Pour l’exprimer avec des mots bibliques, notre seul vrai désir est d’accomplir la volonté de Dieu. Que ta volonté soit faite. Comprenons bien. Comprenons très bien. Faire les volontés de Dieu, c’est faire la nôtre, celle que Dieu a placée en moi, et qui ne me laissera jamais tranquille, tant qu’elle ne m’aura pas connu son accomplissement.
Martin de Porrès n’avait qu’un désir : accomplir avec empressement tout ce qu’on attendait de lui. Rien de plus. Aucune priorité chez lui à monter plus haut. Il était amoureux des sans-logis, des sans-papiers, des sans-patries. À sa mort, l’évêque disait : apprenons à mourir comme lui, c’est la leçon la plus difficile et la plus importante. L’évêque faisait allusion à une vie qui n’existait plus pour elle-même, mais toute donnée à Jésus.

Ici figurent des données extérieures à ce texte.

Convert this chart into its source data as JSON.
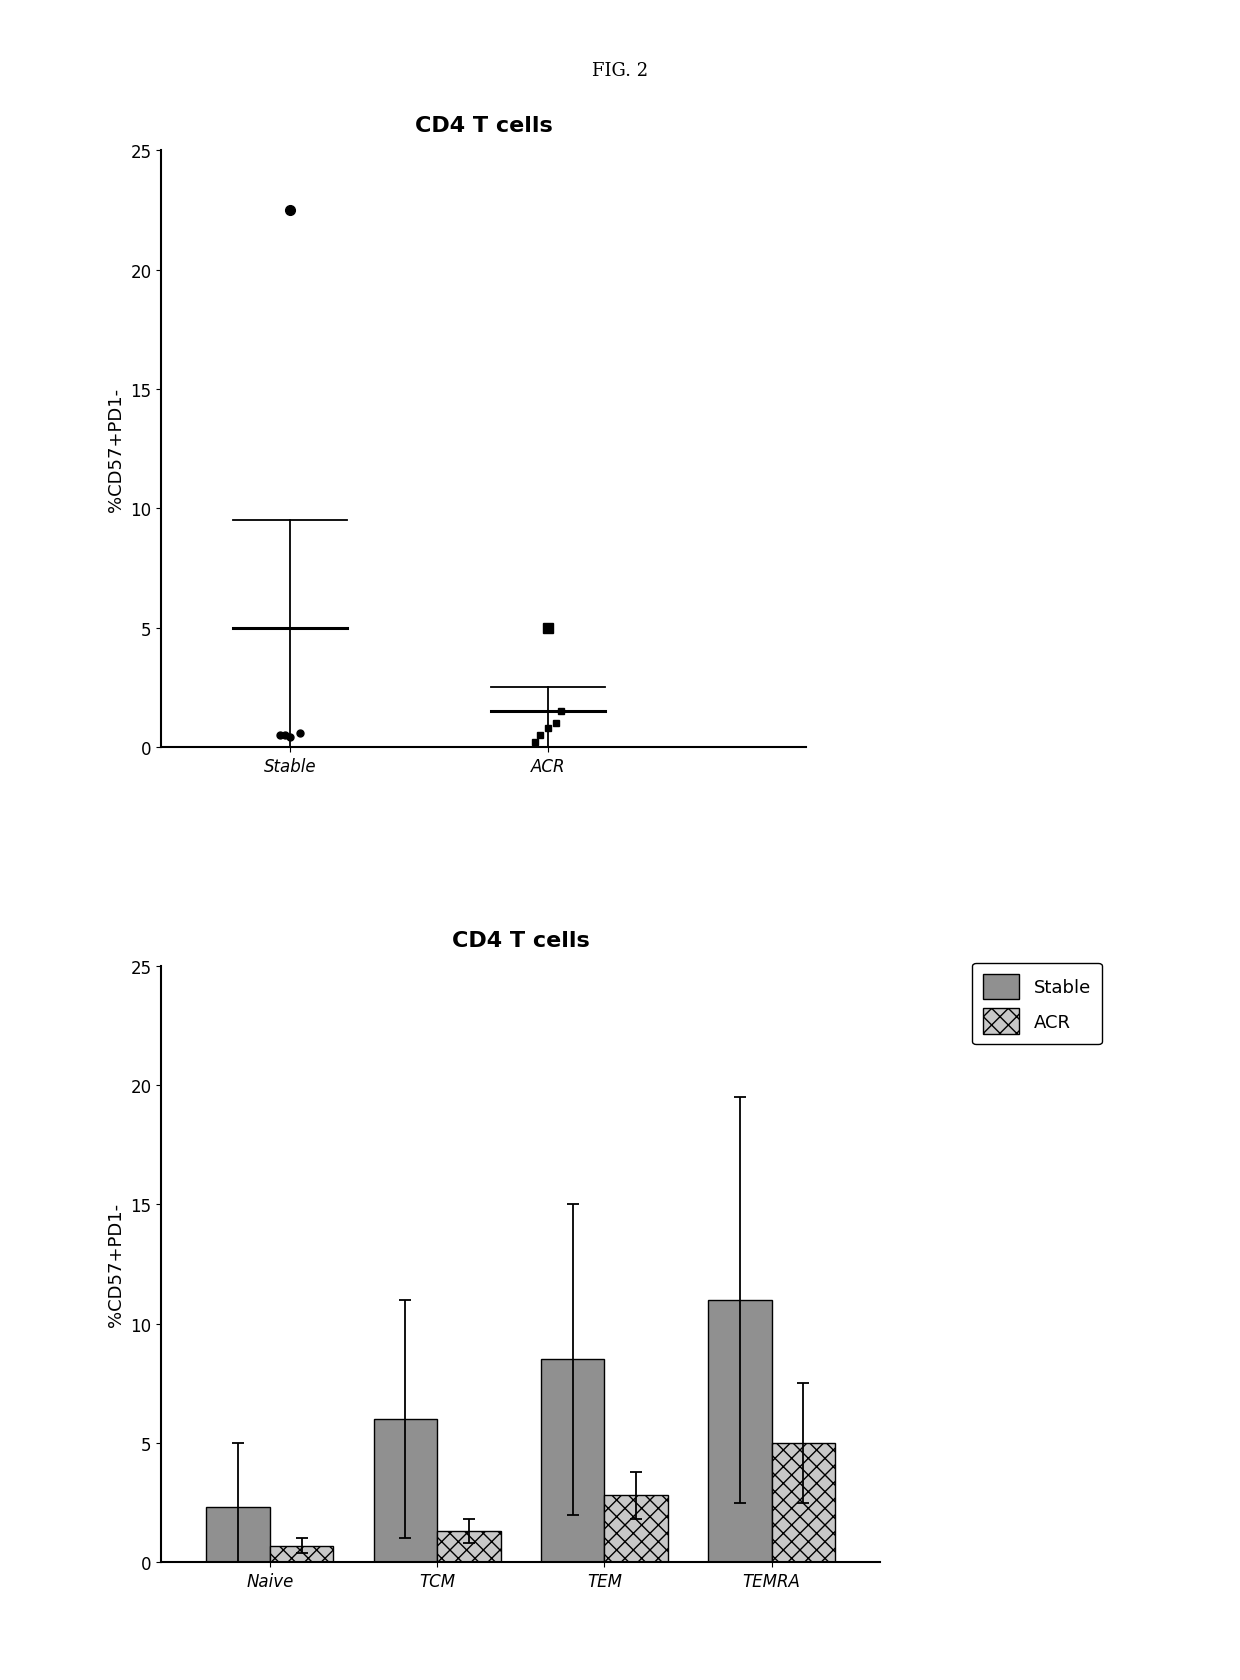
{
  "fig_label": "FIG. 2",
  "top_panel": {
    "title": "CD4 T cells",
    "ylabel": "%CD57+PD1-",
    "ylim": [
      0,
      25
    ],
    "yticks": [
      0,
      5,
      10,
      15,
      20,
      25
    ],
    "groups": [
      "Stable",
      "ACR"
    ],
    "stable_points": [
      0.5,
      0.4,
      0.6,
      0.5,
      22.5
    ],
    "stable_median": 5.0,
    "stable_err_low": 0.0,
    "stable_err_high": 9.5,
    "acr_points": [
      0.2,
      0.5,
      0.8,
      1.0,
      1.5,
      5.0
    ],
    "acr_median": 1.5,
    "acr_err_low": 0.0,
    "acr_err_high": 2.5
  },
  "bottom_panel": {
    "title": "CD4 T cells",
    "ylabel": "%CD57+PD1-",
    "ylim": [
      0,
      25
    ],
    "yticks": [
      0,
      5,
      10,
      15,
      20,
      25
    ],
    "categories": [
      "Naive",
      "TCM",
      "TEM",
      "TEMRA"
    ],
    "stable_values": [
      2.3,
      6.0,
      8.5,
      11.0
    ],
    "stable_errors": [
      2.7,
      5.0,
      6.5,
      8.5
    ],
    "acr_values": [
      0.7,
      1.3,
      2.8,
      5.0
    ],
    "acr_errors": [
      0.3,
      0.5,
      1.0,
      2.5
    ],
    "stable_color": "#909090",
    "acr_color": "#c8c8c8",
    "legend_labels": [
      "Stable",
      "ACR"
    ]
  },
  "background_color": "#ffffff",
  "text_color": "#000000"
}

À votre contemplation, que ce désir de suivre le chemin de Jésus ne soit pas un simple désir de façade qui sent le superficiel, ni une halte de passage temporaire, mais le lieu où nous demeurons. Dans l’esprit de Jésus la première place, c’est la bonté plutôt que le mal, la patience plutôt que la colère, la compassion plutôt que l’envie, le souci des autres plutôt que de soi, servir plutôt qu’être servi.
Peu importe, le degré de notre demeurance à suivre Jésus, le Christ par nous, est annoncé et nous nous en réjouissons. AMEN.